ATN Blog - Dengue and its spread into the non-endemic area is a threat to public health
|Datum:||28 juni 2022|
By Angga Prawira Kautsar1,2
1 Department of Pharmaceutical and Pharmacy Technology, Faculty of Pharmacy, Universitas Padjadjaran, Bandung 40132, Indonesia
2 Unit of Global Health, Department of Health Sciences, University Medical Center Groningen (UMCG), University of Groningen, 9713 AV Groningen, The Netherlands
Dengue has been around for a few decades, escalating from outbreaks and epidemics to endemic in some countries. There are already 300 million people infected worldwide. The manifestation of four dengue virus serotypes (DENV1-DENV4) is fever with a characteristic pattern (dengue shock syndrome (DSS) and dengue hemorrhagic fever (DHF) resulting in death from systemic bleeding in infected humans. In addition to the clinical impact, the economy has also been impacted and millions of USD lost have been lost. The burden of disease and the economy must be eliminated by tackling the virus’ spread, where interventions take into account clinically and non-clinically.
Dengue research has various objectives but still refers to the prior interventions, such as controlling the virus vector (Aedes aegypti), government policies supporting vector control and a green environment, and vaccine manufacturing. Vaccines combined with other interventions are promising today because they have relatively better effectiveness than other interventions. Besides research focusing on clinical outcomes, cost and budgets are elements of the economy that are considered to have massive losses by dengue. Therefore, research on dengue’s health economics evaluation (HEE) is necessary.
Dengue becomes an outbreak in endemic areas with distinctive characteristics, such as tropical climates. People can access the site launched by the CDC to discover the various endemic area, including the level of risk and the local surveillance report. The most dengue infected are in Asia, Africa, and the Middle East, followed by Latin America. However, dengue is discovered outside of those typical features at this time, for example, cases found in Greece, France, Croatia, and Portugal. Most countries in Europe have a cold climate because of their proximity to the Arctic. Consequently, disease transmission in Europe derives from tourists infected with the virus after traveling to endemic areas.
The spread of dengue across Europe could alarm the global population as its spread patterns are already prevalent and out of their characteristic geographies.10 While the CDC’s dengue health map shows Europe is a region at risk with no evidence, and surveillance reports show something different.11 The following research consideration could be factors of the virus’ spread related to temperature characteristics in a particular region.10 Also, the adaptability of viruses that live and develop on vectors other than Aedes aegypti in new areas can be studied in depth.

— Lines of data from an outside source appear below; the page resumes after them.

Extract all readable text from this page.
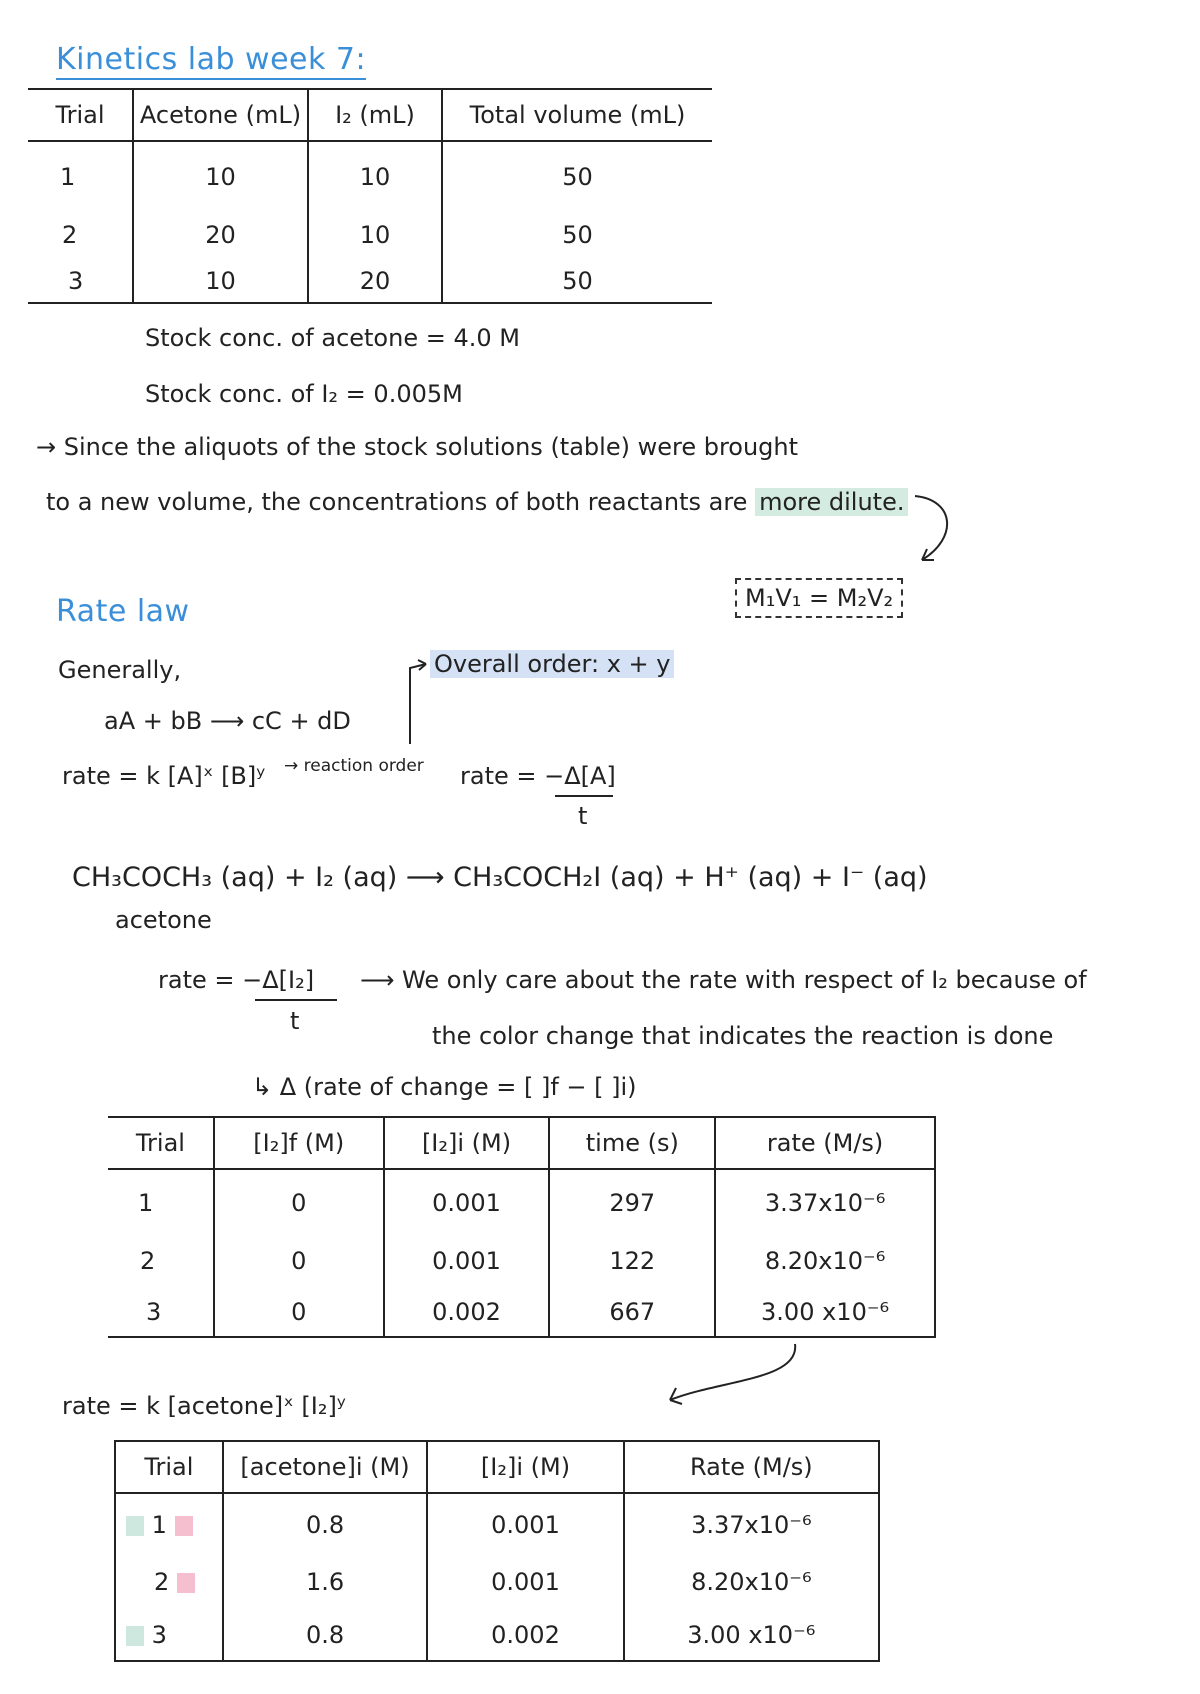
Kinetics lab week 7:
Trial	Acetone (mL)	I₂ (mL)	Total volume (mL)
1	10	10	50
2	20	10	50
3	10	20	50
Stock conc. of acetone = 4.0 M
Stock conc. of I₂ = 0.005M
→ Since the aliquots of the stock solutions (table) were brought
to a new volume, the concentrations of both reactants are more dilute.
M₁V₁ = M₂V₂
Rate law
Generally,	Overall order: x + y
aA + bB ⟶ cC + dD
rate = k [A]ˣ [B]ʸ → reaction order rate = −Δ[A]
t
CH₃COCH₃ (aq) + I₂ (aq) ⟶ CH₃COCH₂I (aq) + H⁺ (aq) + I⁻ (aq)
acetone
rate = −Δ[I₂]
t
⟶ We only care about the rate with respect of I₂ because of
the color change that indicates the reaction is done
↳ Δ (rate of change = [ ]f − [ ]i)
Trial	[I₂]f (M)	[I₂]i (M)	time (s)	rate (M/s)
1	0	0.001	297	3.37x10⁻⁶
2	0	0.001	122	8.20x10⁻⁶
3	0	0.002	667	3.00 x10⁻⁶
rate = k [acetone]ˣ [I₂]ʸ
Trial	[acetone]i (M)	[I₂]i (M)	Rate (M/s)
1	0.8	0.001	3.37x10⁻⁶
2	1.6	0.001	8.20x10⁻⁶
3	0.8	0.002	3.00 x10⁻⁶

Global interventions by preventing the acceleration of the greenhouse effect resulting in climate change in regions are the utmost solutions.7 Restrictions on human mobility in this era of globalization are impossible to limit with regard the virus eradication. Providing education and preventing by giving a vaccine shot before leaving for endemic areas are probably the best way. These interventions are applied because medicine for dengue infection has not been found.